İsrail’in Gazze’ye ve orada yönetici güç olan HAMAS’a karşı giriştiği saldırı karşısında ise uzunca bir süre  İsrail ile ticari bağlarını sürdürse de İsrail saldırısını kınayan ülkeler arasında yer almıştı.

***

Ancak Türkiye’nin zayıf noktası olan borçlanma yoluyla kaynak arayışı bu pozisyonun sürdürülmesini güçleştirmiş görünüyor...

Ekonomik krizin bir yansıması olan enflasyondaki patlama ve bunun sonucu olan geçim sıkıntısı 22 yıllık AKP iktidarını sarsıntıya sürüklerken Batı’dan kaynak bulma kaygısı dış politikayı da etkilemiş durumda...

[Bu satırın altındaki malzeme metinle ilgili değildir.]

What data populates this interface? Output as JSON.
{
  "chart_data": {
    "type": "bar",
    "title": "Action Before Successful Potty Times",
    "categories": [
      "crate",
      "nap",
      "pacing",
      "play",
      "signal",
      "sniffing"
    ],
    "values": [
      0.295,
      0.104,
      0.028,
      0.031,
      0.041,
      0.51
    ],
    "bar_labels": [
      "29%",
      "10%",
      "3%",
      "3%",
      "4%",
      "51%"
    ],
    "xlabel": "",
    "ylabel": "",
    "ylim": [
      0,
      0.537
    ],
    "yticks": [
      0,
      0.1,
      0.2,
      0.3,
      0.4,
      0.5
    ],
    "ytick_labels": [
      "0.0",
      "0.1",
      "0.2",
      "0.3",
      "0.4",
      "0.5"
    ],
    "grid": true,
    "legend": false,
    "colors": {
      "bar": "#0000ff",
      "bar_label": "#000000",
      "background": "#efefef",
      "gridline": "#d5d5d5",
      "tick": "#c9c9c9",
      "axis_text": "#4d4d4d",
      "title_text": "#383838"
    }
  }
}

“Nass” olarak nitelenen faiz öğretilerine dayanılarak bu sıkıntıları aşma girişimleri iflas edip de Batı’nın finans uzmanlarına ve parasına duyulan ihtiyaç artınca ABD ve Batı’nın Türkiye üzerindeki baskısı da arttı. ABD Başkanı Biden’ın Cumhurbaşkanı Erdoğan’ı ABD’ye davet etmesi ve geçtiğimiz günlerde Almanya Cumhurbaşkanı Steinmeier’in Türkiye’yi ziyaret etmesi aslında ilişkilerin gelişmesinden çok baskıların artmasının işaretleri.

***

Bu baskılar yakın geçmişte Finlandiya ve İsveç’in PKK’yi destekleyen politikalarında bir değişiklik olmadığı halde NATO’ya katılımlarına onay verilmesini ve Rusya ile ilişkilerin soğutularak “Astana süreci”nin fiilen yok edilmesini sağlamıştı...

Bunun karşılığında parasını verdiğimiz halde alamadığımız F-35’lerin yerine F-16’ların verilmesi ile de sözde Türkiye’ye söz dinlemesi karşılığında bir “jest” yapılmıştı. Aslında bu silah alışverişlerinin Türkiye’nin ABD ve NATO’ya bağımlılığını artırdığı göz önüne alındığında bu olay bir “jest” değil bir “bağlama girişimi” olarak değerlendirilmeliydi, ama tam aksi oldu!

***

Bu gelişmeler, Türkiye ile İsrail arasındaki ilişkilerin de dalgalanmasına yol açtı...

Geçtiğimiz yıl ABD’nin etkisiyle Suudi Arabistan’dan Mısır ve Ürdün’e kadar uzanan bir hatta İsrail ile iyi ilişkiler kurma eğilimi güçlenirken Cumhurbaşkanı Recep Tayyip Erdoğan'a bağlı İletişim Başkanlığı da 25 Temmuz 2023’te Filistin Devlet Başkanı Mahmud Abbas'ın, 28 Temmuz 2023’te de İsrail Başbakanı Binyamin Netanyahu’nun Türkiye’de misafir edileceğini duyurmuştu... Abbas’ın HAMAS’ın düşmanı olduğu ve Batı Şeria’da İsrail ve ABD ile uyumlu bir şekilde yöneticilik yaptığı düşünüldüğünde bu davetlerden İran ve HAMAS’ın rahatsızlık duyacağı açıktı...

Ancak işler bu mecraya girmişken HAMAS’ın İsrail’e yaptığı operasyon ve bunun ardından İsrail’in Gazze’de giriştiği soykırım “iyi ilişkileri” baltaladı...

AKP’nin son yerel seçimlerdeki yenilgisinin ardından İsrail ile ticari ilişkileri kısıtlamak zorunda kalması, İsrail ile yumuşama politikasının sürdürülmesinin artık güçleştiğini gösteriyor. HAMAS ile ilişkilerin yeniden ısıtılması ve Alman Cumhurbaşkanı’nın son ziyaretinde iki ülkenin cumhurbaşkanları arasında esen soğuk hava da bu durumu kanıtlıyor.